Une bougie rose brûlait dans le creux d’un arbre renversé vers le milieu du cimetière. La face des quatre marabouts qui regarde le levant était inondée de cire fondue, et dans une sorte de niche, creusée dans la paroi du plus orné et du plus ancien des quatre, brûlait une autre mèche odorante dont on voyait seulement la fumée.

— Savez-vous ce que c’était que ces gens-là, demandai-je à Vandell, vous qui savez tout ?

— Des hommes, me répondit Vandell un peu sentencieusement. Si vous y teniez, je vous dirais leurs noms et leur légende plutôt que leur histoire ; mais à quoi bon ? Ils ont fait leur temps : ils habitaient un pays qui n’est pas le vôtre, et parlaient une langue que vous entendez à peine. S’ils ont fait du bien ou du mal, cela ne nous regarde pas, et nous n’avons pas même le droit d’allumer une bougie rose en leur honneur.

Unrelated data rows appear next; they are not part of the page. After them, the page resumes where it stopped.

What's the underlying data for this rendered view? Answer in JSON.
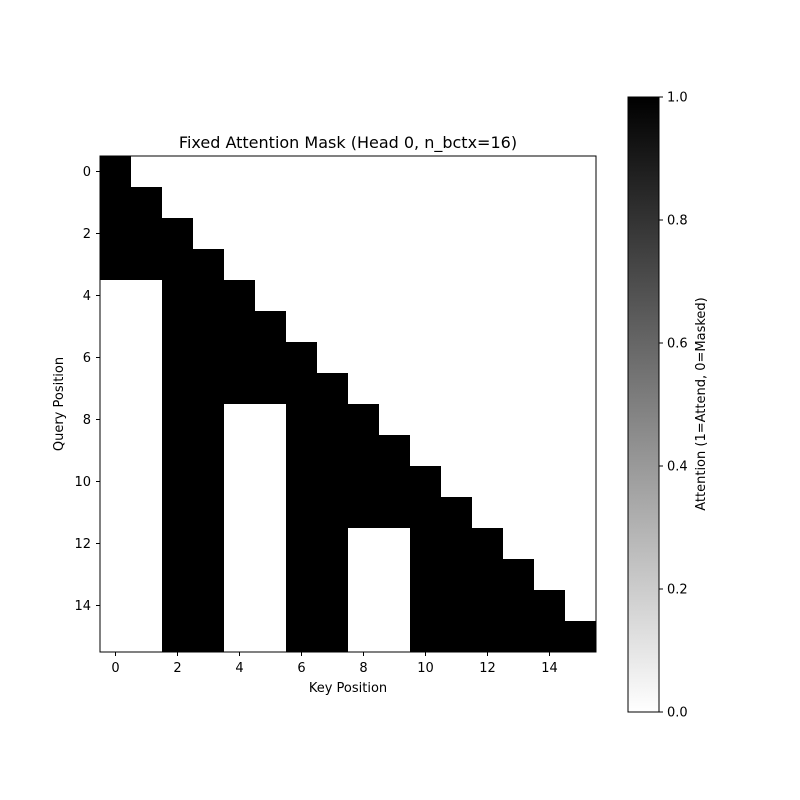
{
  "chart_data": {
    "type": "heatmap",
    "title": "Fixed Attention Mask (Head 0, n_bctx=16)",
    "xlabel": "Key Position",
    "ylabel": "Query Position",
    "x_ticks": [
      0,
      2,
      4,
      6,
      8,
      10,
      12,
      14
    ],
    "y_ticks": [
      0,
      2,
      4,
      6,
      8,
      10,
      12,
      14
    ],
    "xlim": [
      -0.5,
      15.5
    ],
    "ylim": [
      15.5,
      -0.5
    ],
    "colorbar": {
      "label": "Attention (1=Attend, 0=Masked)",
      "ticks": [
        "0.0",
        "0.2",
        "0.4",
        "0.6",
        "0.8",
        "1.0"
      ],
      "range": [
        0,
        1
      ],
      "colormap": "gray_r",
      "low_color": "#ffffff",
      "high_color": "#000000"
    },
    "matrix": [
      [
        1,
        0,
        0,
        0,
        0,
        0,
        0,
        0,
        0,
        0,
        0,
        0,
        0,
        0,
        0,
        0
      ],
      [
        1,
        1,
        0,
        0,
        0,
        0,
        0,
        0,
        0,
        0,
        0,
        0,
        0,
        0,
        0,
        0
      ],
      [
        1,
        1,
        1,
        0,
        0,
        0,
        0,
        0,
        0,
        0,
        0,
        0,
        0,
        0,
        0,
        0
      ],
      [
        1,
        1,
        1,
        1,
        0,
        0,
        0,
        0,
        0,
        0,
        0,
        0,
        0,
        0,
        0,
        0
      ],
      [
        0,
        0,
        1,
        1,
        1,
        0,
        0,
        0,
        0,
        0,
        0,
        0,
        0,
        0,
        0,
        0
      ],
      [
        0,
        0,
        1,
        1,
        1,
        1,
        0,
        0,
        0,
        0,
        0,
        0,
        0,
        0,
        0,
        0
      ],
      [
        0,
        0,
        1,
        1,
        1,
        1,
        1,
        0,
        0,
        0,
        0,
        0,
        0,
        0,
        0,
        0
      ],
      [
        0,
        0,
        1,
        1,
        1,
        1,
        1,
        1,
        0,
        0,
        0,
        0,
        0,
        0,
        0,
        0
      ],
      [
        0,
        0,
        1,
        1,
        0,
        0,
        1,
        1,
        1,
        0,
        0,
        0,
        0,
        0,
        0,
        0
      ],
      [
        0,
        0,
        1,
        1,
        0,
        0,
        1,
        1,
        1,
        1,
        0,
        0,
        0,
        0,
        0,
        0
      ],
      [
        0,
        0,
        1,
        1,
        0,
        0,
        1,
        1,
        1,
        1,
        1,
        0,
        0,
        0,
        0,
        0
      ],
      [
        0,
        0,
        1,
        1,
        0,
        0,
        1,
        1,
        1,
        1,
        1,
        1,
        0,
        0,
        0,
        0
      ],
      [
        0,
        0,
        1,
        1,
        0,
        0,
        1,
        1,
        0,
        0,
        1,
        1,
        1,
        0,
        0,
        0
      ],
      [
        0,
        0,
        1,
        1,
        0,
        0,
        1,
        1,
        0,
        0,
        1,
        1,
        1,
        1,
        0,
        0
      ],
      [
        0,
        0,
        1,
        1,
        0,
        0,
        1,
        1,
        0,
        0,
        1,
        1,
        1,
        1,
        1,
        0
      ],
      [
        0,
        0,
        1,
        1,
        0,
        0,
        1,
        1,
        0,
        0,
        1,
        1,
        1,
        1,
        1,
        1
      ]
    ]
  }
}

Au moment où nous repassions la barrière, un Arabe qui venait d’entrer dans l’enceinte alla dévotement baiser la tombe du saint, et se mit à genoux dans l’herbe pour faire sa troisième prière, car il était une heure après midi.

À quelques pas en arrière du cimetière se cache un village, ancien séjour de l’aristocratie de Blidah. Incendié et pillé en 1836, pillé encore en 1840, aujourd’hui il est réduit à une quinzaine de masures, dont une seule couverte en tuiles, le reste en pisé avec la toiture en roseaux. Des chiens en gardaient l’entrée, et nous aboyaient aux jambes ; des enfans criaient comme s’il se fût agi d’un nouveau siége.